El 4 de agosto de 2018 se intentó asesinar al presidente de Venezuela Nicolas Maduro y a buena parte de la plana mayor militar de ese país con la utilización de dos drones. La investigación precisó que quienes participaron del ataque fueron entrenados en una granja llama Atalanta, municipio Chinacota, en en norte de Santander, Cúcuta, Colombia y que recibieron financiamiento desde el estado de Florida, Estados Unidos.
En mayo de 2020 fue detenido en Venezuela un grupo de mercenarios organizados por la contratista estadounidense Silvercorp.USA, cuyo dueño Jordan Goudreau, se hizo cargo de la operación militar, confirmando que la acción fue preparada durante meses desde territorio colombiano, en la zona de La Guajira.
En los últimos días se produjo el asesinato del presidente de Haiti, Jovenel Moïse.

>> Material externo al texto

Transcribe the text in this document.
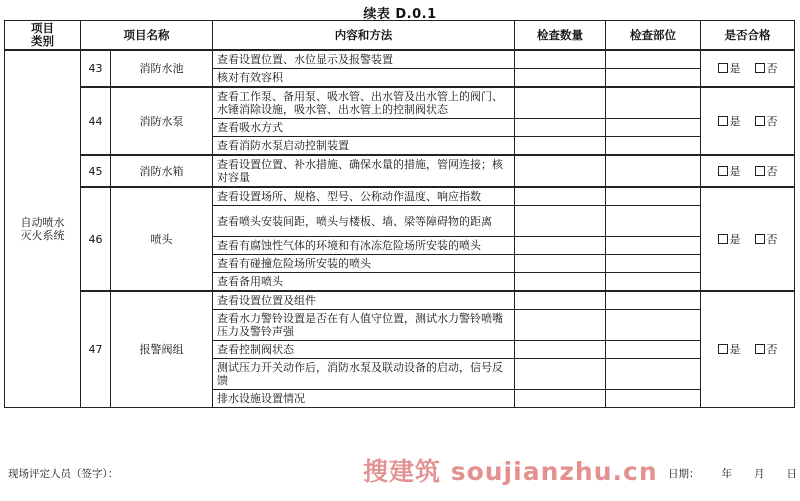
续表 D.0.1
项目
类别	项目名称		内容和方法	检查数量	检查部位	是否合格
自动喷水
灭火系统	43	消防水池	查看设置位置、水位显示及报警装置			是 否
			核对有效容积			
	44	消防水泵	查看工作泵、备用泵、吸水管、出水管及出水管上的阀门、水锤消除设施，吸水管、出水管上的控制阀状态			是 否
			查看吸水方式			
			查看消防水泵启动控制装置			
	45	消防水箱	查看设置位置、补水措施、确保水量的措施，管网连接；核对容量			是 否
	46	喷头	查看设置场所、规格、型号、公称动作温度、响应指数			是 否
			查看喷头安装间距，喷头与楼板、墙、梁等障碍物的距离			
			查看有腐蚀性气体的环境和有冰冻危险场所安装的喷头			
			查看有碰撞危险场所安装的喷头			
			查看备用喷头			
	47	报警阀组	查看设置位置及组件			是 否
			查看水力警铃设置是否在有人值守位置，测试水力警铃喷嘴压力及警铃声强			
			查看控制阀状态			
			测试压力开关动作后，消防水泵及联动设备的启动，信号反馈			
			排水设施设置情况			
搜建筑 soujianzhu.cn
现场评定人员（签字）：	日期： 年 月 日
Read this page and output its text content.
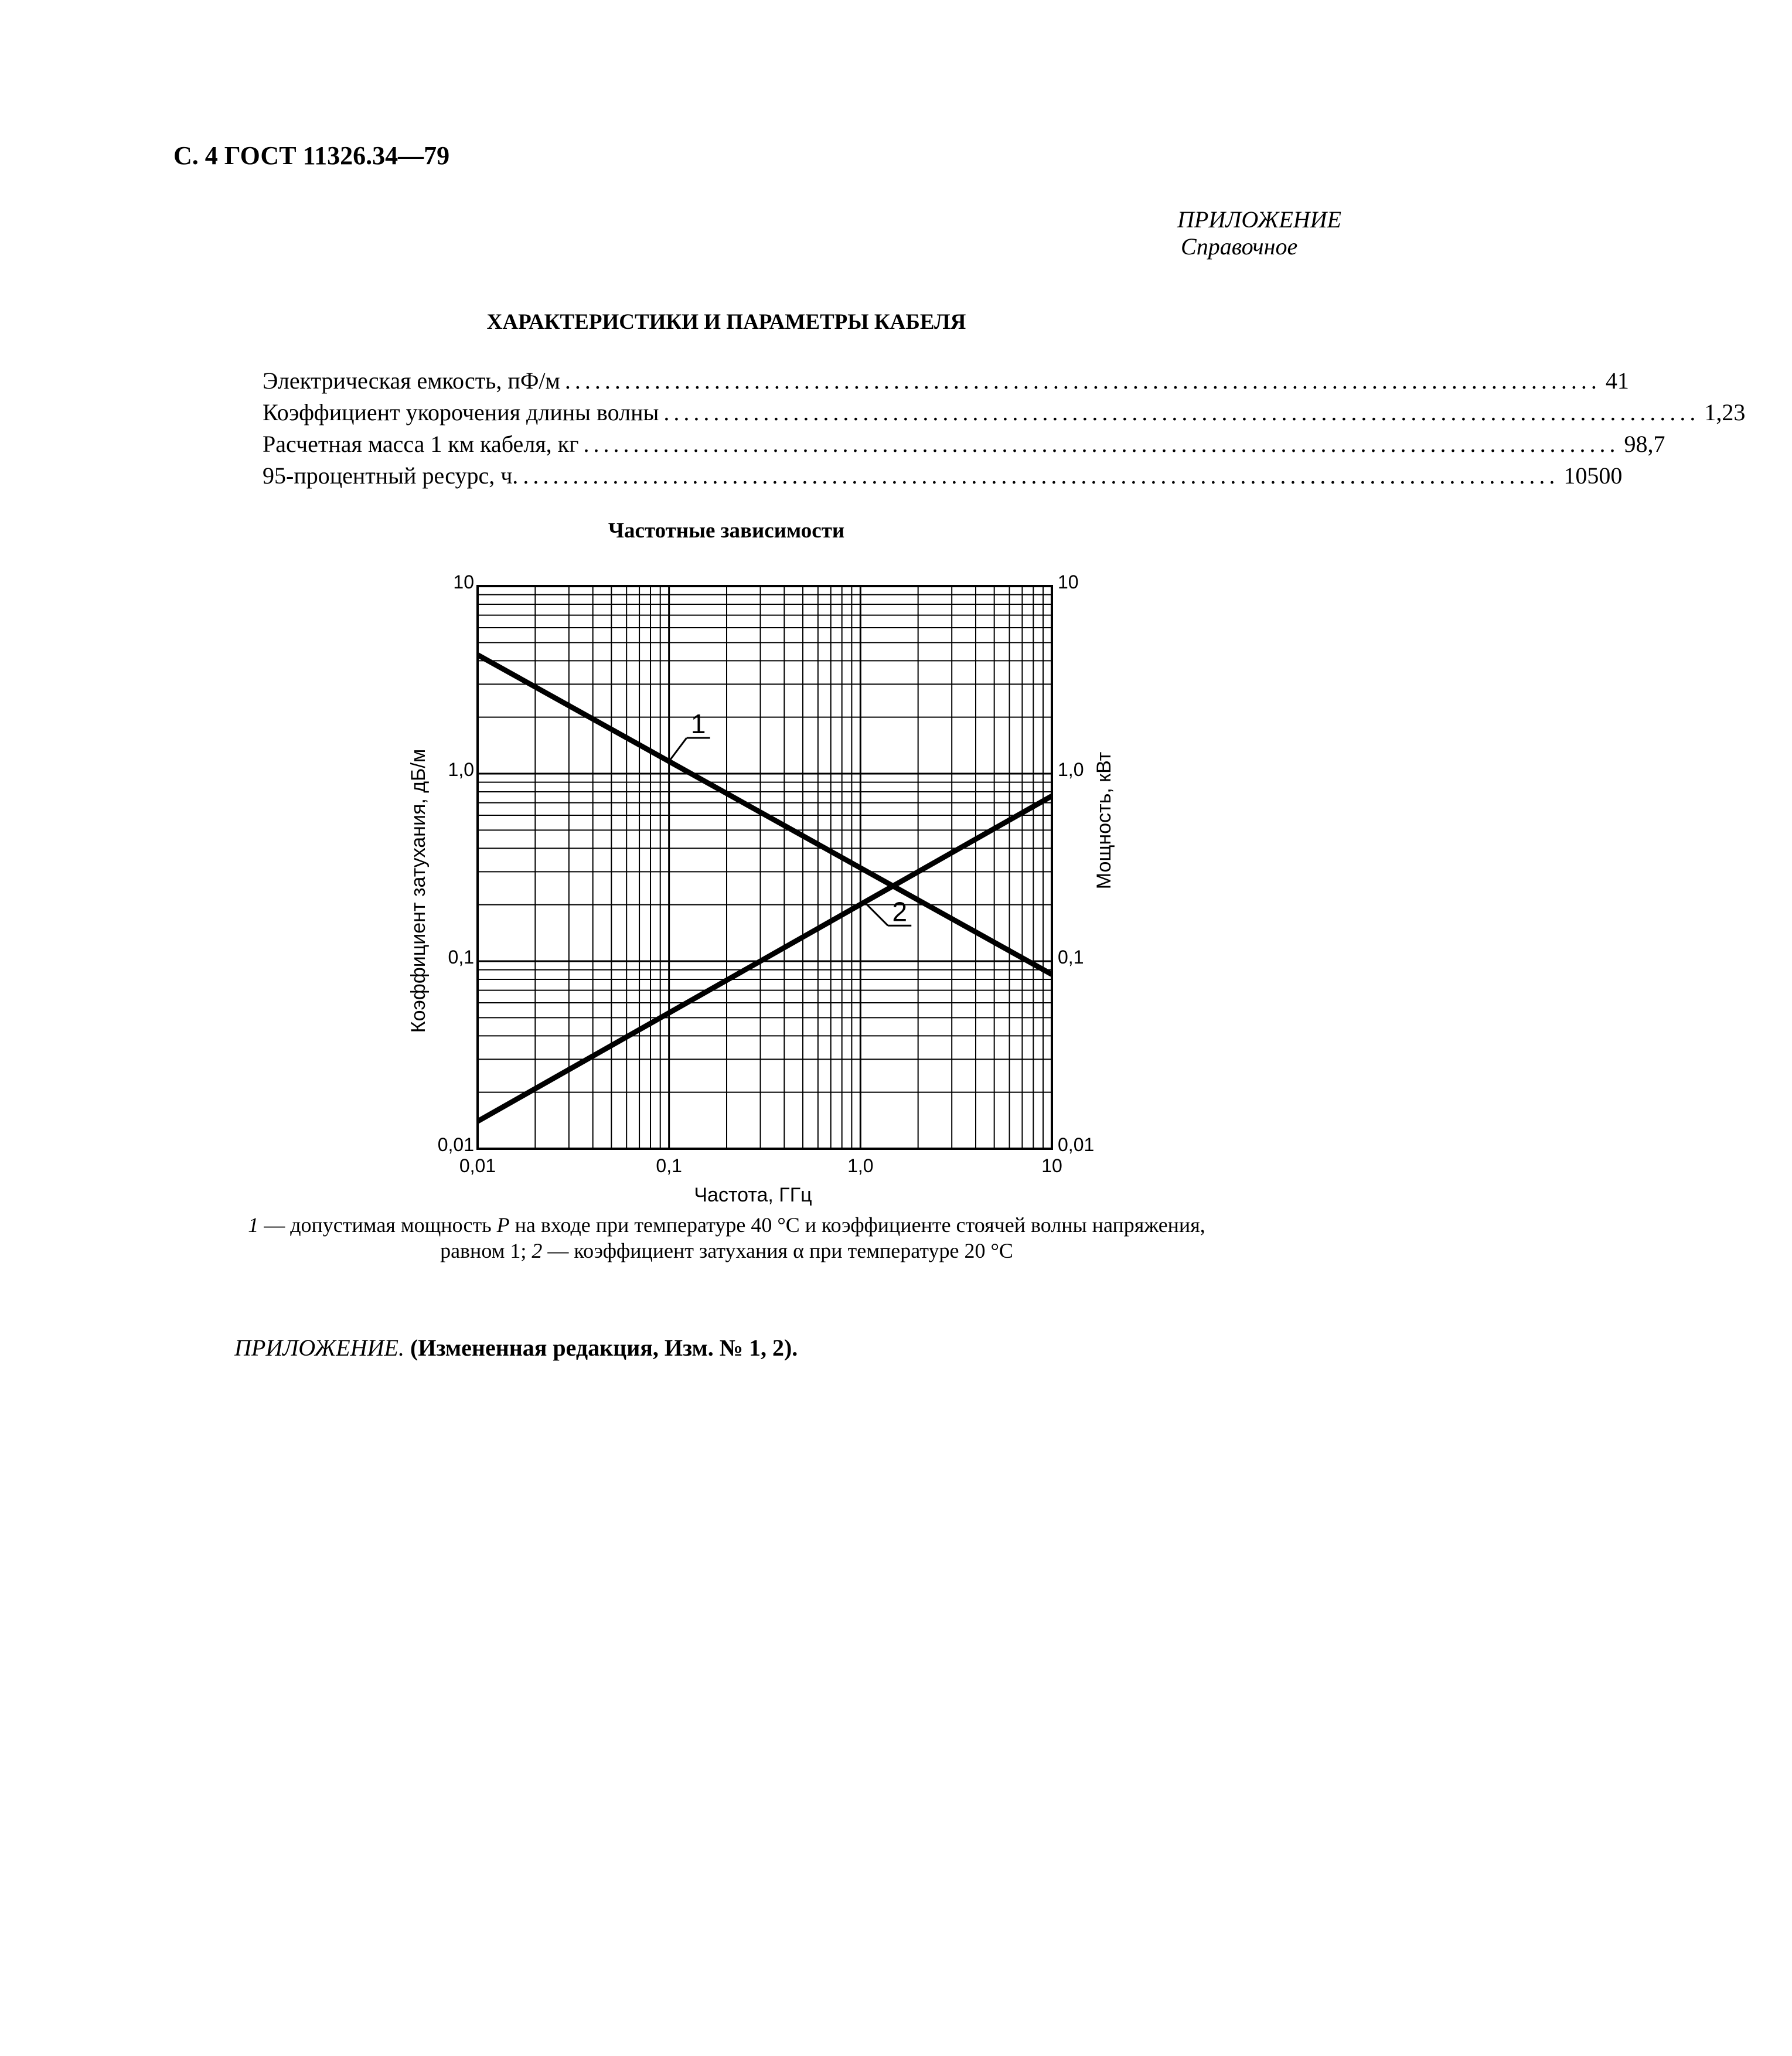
С. 4 ГОСТ 11326.34—79
ПРИЛОЖЕНИЕ
Справочное
ХАРАКТЕРИСТИКИ И ПАРАМЕТРЫ КАБЕЛЯ
Электрическая емкость, пФ/м ........................................................................................................ 41
Коэффициент укорочения длины волны ........................................................................................................ 1,23
Расчетная масса 1 км кабеля, кг ........................................................................................................ 98,7
95-процентный ресурс, ч. ........................................................................................................ 10500
Частотные зависимости
Коэффициент затухания, дБ/м	Мощность, кВт
Частота, ГГц
0,01	0,1	1,0	10
0,01	0,01
0,1	0,1
1,0	1,0
10	10
1
2
1 — допустимая мощность P на входе при температуре 40 °С и коэффициенте стоячей волны напряжения, равном 1; 2 — коэффициент затухания α при температуре 20 °С
ПРИЛОЖЕНИЕ. (Измененная редакция, Изм. № 1, 2).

Resultaba difícil identificar quiénes habían sido los responsables del magnicidio, porque el presidente tenía muchos enemigos entre los que se contaban las fuerzas populares de oposición, bandas armadas de delincuentes que había intentado desarticular y, también, el gobierno de Estados Unidos que había apadrinado su candidatura, pero que en los últimos tiempos lo estaba caracterizando como un obstáculo por su decisión de perpetuarse en el poder. Se ha detenido a los autores materiales del asesinato y se comprobó que son mercenarios colombianos y estadounidenses, que habían ingresado desde República Dominicana.
Como se advertirá, en los hechos mencionados algunos actores se repiten. Desde lo operativo se confirma que, desde hace años, Estados Unidos no aplica sus politicas intervencionistas apelando a sus marines, sino que prefiere recurrir a mercenarios y a la participación de países vecinos cómplices. Pero la trama conspirativa, que algunos analistas han denominado “Nuevo Plan Condor”, no se reduce a financistas y mercenarios. También intervienen altos funcionarios como el secretario de la OEA, gobernantes de distintos países, medios monopólicos de prensa que desinforman en cadena y personajes supuestamente progresistas como la Alta ComIsionada para los Derechos Humanos de las Naciones Unidas, Michelle Bachelet.
El gobierno argentino ha actuado correctamente, disculpándose ante el gobierno y el pueblo de Bolivia. También anunciando que investigará la responsabilidad de funcionarios y distintos organismos del Estado argentino en el apoyo al golpe en Bolivia. La investigación tiene que hacerla por una cuestión de autodefensa. Si lo hace se encontrará con algunas sorpresas que lo obligarán a revisar algunas posiciones de su Cancillería y del presidente de la Cámara de Diputados, siempre muy interesado en parecer amigable con los Estados Unidos.